3. I love chocolate and my sweet tooth has been with me from the time I was born. I guarantee I craved sugar when I was still in my mother's tummy. I strive to eat and be healthy in my daily life, but chocolate and sweets are apart of my everyday life.
4. Picking up and moving somewhere that's somewhat new, (I have no roots here) was probably the biggest change for me. I have no car and have yet to learn completely and confidently how to drive a stick shift. So, my lack of independence to drive where I need to go and having to adjust to being away from my friends, can be very lonely.

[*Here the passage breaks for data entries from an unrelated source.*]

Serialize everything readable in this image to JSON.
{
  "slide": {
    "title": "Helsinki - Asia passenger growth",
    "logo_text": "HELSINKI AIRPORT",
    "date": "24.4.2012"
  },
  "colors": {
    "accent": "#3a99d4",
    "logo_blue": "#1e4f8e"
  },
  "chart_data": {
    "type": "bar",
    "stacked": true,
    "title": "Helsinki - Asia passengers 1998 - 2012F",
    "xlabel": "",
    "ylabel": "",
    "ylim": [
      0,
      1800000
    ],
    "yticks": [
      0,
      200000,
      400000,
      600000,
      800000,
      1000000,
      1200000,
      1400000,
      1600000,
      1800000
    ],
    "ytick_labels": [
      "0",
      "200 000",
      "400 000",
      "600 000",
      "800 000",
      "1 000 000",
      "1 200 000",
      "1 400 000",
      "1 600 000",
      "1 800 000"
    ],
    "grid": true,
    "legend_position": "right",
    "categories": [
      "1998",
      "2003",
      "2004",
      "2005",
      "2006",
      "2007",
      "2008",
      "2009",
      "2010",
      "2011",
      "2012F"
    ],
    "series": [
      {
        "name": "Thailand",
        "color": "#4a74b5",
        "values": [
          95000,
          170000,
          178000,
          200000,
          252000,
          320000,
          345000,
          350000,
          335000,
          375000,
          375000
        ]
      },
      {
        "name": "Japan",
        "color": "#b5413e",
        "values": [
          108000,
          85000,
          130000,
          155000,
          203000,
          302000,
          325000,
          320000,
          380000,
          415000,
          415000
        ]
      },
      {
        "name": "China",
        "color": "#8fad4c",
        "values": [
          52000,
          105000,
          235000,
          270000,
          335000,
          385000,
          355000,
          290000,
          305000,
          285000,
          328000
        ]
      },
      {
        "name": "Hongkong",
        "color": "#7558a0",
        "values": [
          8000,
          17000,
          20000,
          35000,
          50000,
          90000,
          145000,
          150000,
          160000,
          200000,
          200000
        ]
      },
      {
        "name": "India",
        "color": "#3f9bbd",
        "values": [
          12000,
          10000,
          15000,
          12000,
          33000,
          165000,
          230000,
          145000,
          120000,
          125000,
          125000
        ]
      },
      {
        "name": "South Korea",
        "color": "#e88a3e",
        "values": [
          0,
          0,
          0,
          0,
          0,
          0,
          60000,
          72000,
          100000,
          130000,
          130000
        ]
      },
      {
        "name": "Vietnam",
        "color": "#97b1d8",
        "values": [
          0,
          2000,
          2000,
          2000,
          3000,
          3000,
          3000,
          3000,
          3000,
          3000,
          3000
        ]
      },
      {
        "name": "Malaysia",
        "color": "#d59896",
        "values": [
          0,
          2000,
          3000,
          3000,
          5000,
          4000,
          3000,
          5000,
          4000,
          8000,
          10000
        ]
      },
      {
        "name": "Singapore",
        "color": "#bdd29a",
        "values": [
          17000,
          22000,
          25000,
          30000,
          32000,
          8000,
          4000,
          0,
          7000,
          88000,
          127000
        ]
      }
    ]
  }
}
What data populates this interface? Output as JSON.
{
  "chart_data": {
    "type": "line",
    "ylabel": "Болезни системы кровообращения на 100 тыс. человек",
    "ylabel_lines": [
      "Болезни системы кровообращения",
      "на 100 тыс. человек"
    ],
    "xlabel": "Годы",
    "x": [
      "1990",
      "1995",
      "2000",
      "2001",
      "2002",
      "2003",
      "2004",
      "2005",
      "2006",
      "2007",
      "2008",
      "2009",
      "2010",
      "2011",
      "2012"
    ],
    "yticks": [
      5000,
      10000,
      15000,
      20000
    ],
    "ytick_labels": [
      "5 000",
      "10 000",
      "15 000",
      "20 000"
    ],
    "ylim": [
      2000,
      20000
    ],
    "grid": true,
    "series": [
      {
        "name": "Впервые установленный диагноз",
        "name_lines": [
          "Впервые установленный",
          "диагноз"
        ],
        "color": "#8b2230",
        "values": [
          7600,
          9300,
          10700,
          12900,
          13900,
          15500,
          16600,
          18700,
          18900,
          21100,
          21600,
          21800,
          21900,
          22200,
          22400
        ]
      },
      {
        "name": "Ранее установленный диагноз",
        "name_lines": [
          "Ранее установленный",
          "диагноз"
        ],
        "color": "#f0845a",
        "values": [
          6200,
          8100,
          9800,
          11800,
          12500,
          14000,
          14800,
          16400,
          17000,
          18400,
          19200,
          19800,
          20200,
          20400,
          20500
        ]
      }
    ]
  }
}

Don't get me wrong though, I absolutely adore being close to Joel's family and being able to see my niece, sister, and brother in law here, I just fear I'll be unable to carve out my own story here in Nebraska. That I won't be able to make any friends of my own here... gasp! A crazy thought, I know, but it's a fear that has come across my mind more than once.
5. In the virtual world it may seem as though I have my life is all put together neatly and strategically. But outside of the computer world I'm pretty emotional, my boyfriend tells me all the time. I tend to feel too much or I am too nice and therefore really vulnerable. I fear that my emotional thoughts will get in the way of the best life I can have and the best person I can be. (Currently, I've been trying to meditate twice a day to keep this in check, I'm still working on this!)
6. Lastly, my worst fear is that this blog has been for nothing. That, because I'm a newbie with all of this virtual blogging world, that the fancier, more talented blogs will keep mine in the dust. The little negative nancy comes a poppin' and tells me that no one reads it. In my heart, I just hope that someone will find my story interesting and maybe inspiring.
Thanks for reading all the way through, I truly appreciate you taking the time to read!
Hope you have a great tuesday and God bless!